When we talk about communicating science to a broader audience, the question is how different is that role from an educator who wants to transfer knowledge to the student through his/her lecture?
I think, the teacher student scenario is a bit different from a science communicator-broad audience scenario. While it is always helpful to reduce the jargon and use common easily perceived examples to explain something in both scenarios, presenting a too simplistic picture to the student is something I don’t like. This might be OK for a broader audience. They are, at least not all of them, entirely eager in pursuit of the true scientific truth. The idea there is more to get a sense of association of the scientific work in the society: how it fits in. This help them decide its relevance and importance and whether or not to support it. For a student however, half-truth or simplistic versions of complex concepts are dangerous. When we are so engrossed in speaking common man’s language, the science may get lost in translation. It is important for an educator to present an as simple view of the truth as possible, as he knows it, to the student, but still pointing out the challenges and difficulties that make it interesting! The student should be given the opportunity to judge and appreciate the complexity of a concept. I don’t know if this is a personal thought and I am sure others have different opinion. So what do you think?
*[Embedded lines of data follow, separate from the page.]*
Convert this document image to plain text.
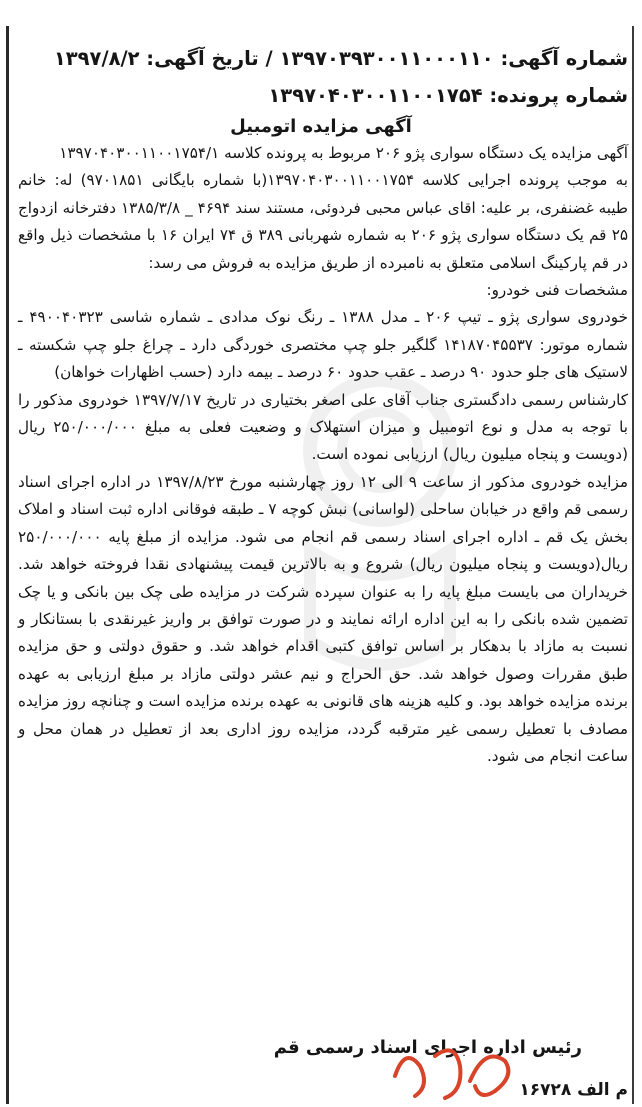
شماره آگهی: ۱۳۹۷۰۳۹۳۰۰۱۱۰۰۰۱۱۰ / تاریخ آگهی: ۱۳۹۷/۸/۲
شماره پرونده: ۱۳۹۷۰۴۰۳۰۰۱۱۰۰۱۷۵۴
آگهی مزایده اتومبیل

آگهی مزایده یک دستگاه سواری پژو ۲۰۶ مربوط به پرونده کلاسه ۱۳۹۷۰۴۰۳۰۰۱۱۰۰۱۷۵۴/۱

به موجب پرونده اجرایی کلاسه ۱۳۹۷۰۴۰۳۰۰۱۱۰۰۱۷۵۴(با شماره بایگانی ۹۷۰۱۸۵۱) له: خانم طیبه غضنفری، بر علیه: اقای عباس محبی فردوئی، مستند سند ۴۶۹۴ _ ۱۳۸۵/۳/۸ دفترخانه ازدواج ۲۵ قم یک دستگاه سواری پژو ۲۰۶ به شماره شهربانی ۳۸۹ ق ۷۴ ایران ۱۶ با مشخصات ذیل واقع در قم پارکینگ اسلامی متعلق به نامبرده از طریق مزایده به فروش می رسد:

مشخصات فنی خودرو:

خودروی سواری پژو ـ تیپ ۲۰۶ ـ مدل ۱۳۸۸ ـ رنگ نوک مدادی ـ شماره شاسی ۴۹۰۰۴۰۳۲۳ ـ شماره موتور: ۱۴۱۸۷۰۴۵۵۳۷ گلگیر جلو چپ مختصری خوردگی دارد ـ چراغ جلو چپ شکسته ـ لاستیک های جلو حدود ۹۰ درصد ـ عقب حدود ۶۰ درصد ـ بیمه دارد (حسب اظهارات خواهان)

کارشناس رسمی دادگستری جناب آقای علی اصغر بختیاری در تاریخ ۱۳۹۷/۷/۱۷ خودروی مذکور را با توجه به مدل و نوع اتومبیل و میزان استهلاک و وضعیت فعلی به مبلغ ۲۵۰/۰۰۰/۰۰۰ ریال (دویست و پنجاه میلیون ریال) ارزیابی نموده است.

مزایده خودروی مذکور از ساعت ۹ الی ۱۲ روز چهارشنبه مورخ ۱۳۹۷/۸/۲۳ در اداره اجرای اسناد رسمی قم واقع در خیابان ساحلی (لواسانی) نبش کوچه ۷ ـ طبقه فوقانی اداره ثبت اسناد و املاک بخش یک قم ـ اداره اجرای اسناد رسمی قم انجام می شود. مزایده از مبلغ پایه ۲۵۰/۰۰۰/۰۰۰ ریال(دویست و پنجاه میلیون ریال) شروع و به بالاترین قیمت پیشنهادی نقدا فروخته خواهد شد. خریداران می بایست مبلغ پایه را به عنوان سپرده شرکت در مزایده طی چک بین بانکی و یا چک تضمین شده بانکی را به این اداره ارائه نمایند و در صورت توافق بر واریز غیرنقدی با بستانکار و نسبت به مازاد با بدهکار بر اساس توافق کتبی اقدام خواهد شد. و حقوق دولتی و حق مزایده طبق مقررات وصول خواهد شد. حق الحراج و نیم عشر دولتی مازاد بر مبلغ ارزیابی به عهده برنده مزایده خواهد بود. و کلیه هزینه های قانونی به عهده برنده مزایده است و چنانچه روز مزایده مصادف با تعطیل رسمی غیر مترقبه گردد، مزایده روز اداری بعد از تعطیل در همان محل و ساعت انجام می شود.

رئیس اداره اجرای اسناد رسمی قم
م الف ۱۶۷۲۸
O, by the way, happy thanksgiving to everyone!
First, happy (late) thanksgiving to you!
I have been told to use a “varying depth” approach in lectures and presentations. Start with the basics of a topic and then dive into the details. When you move on to a new topic, you start this process again. For example, say you are giving a talk about different types of renewable energy. You might start with a basic overview solar energy and its advantages. Then move into more technical details about photovoltaic cells and energy storage. When you are done talking about solar energy, you might move on to wind energy and repeat the varying depth technique.
This technique is useful when you have a mixed audience. The basics will be useful to the novice or the general audience. The details will be appreciated by the experts. However, if the audience is all experts or all novices, then this technique will render some part of your talk irrelevant to everyone. You really have to gauge your audience ahead of time.
Thanks for the comment. Yes, I think the idea of varying depth in speech is a very useful technique. The central question is to gauge the type of audience. In a classroom setting however, we can expect all the students to be at-least at a certain minimum level and therefore this could be very useful there.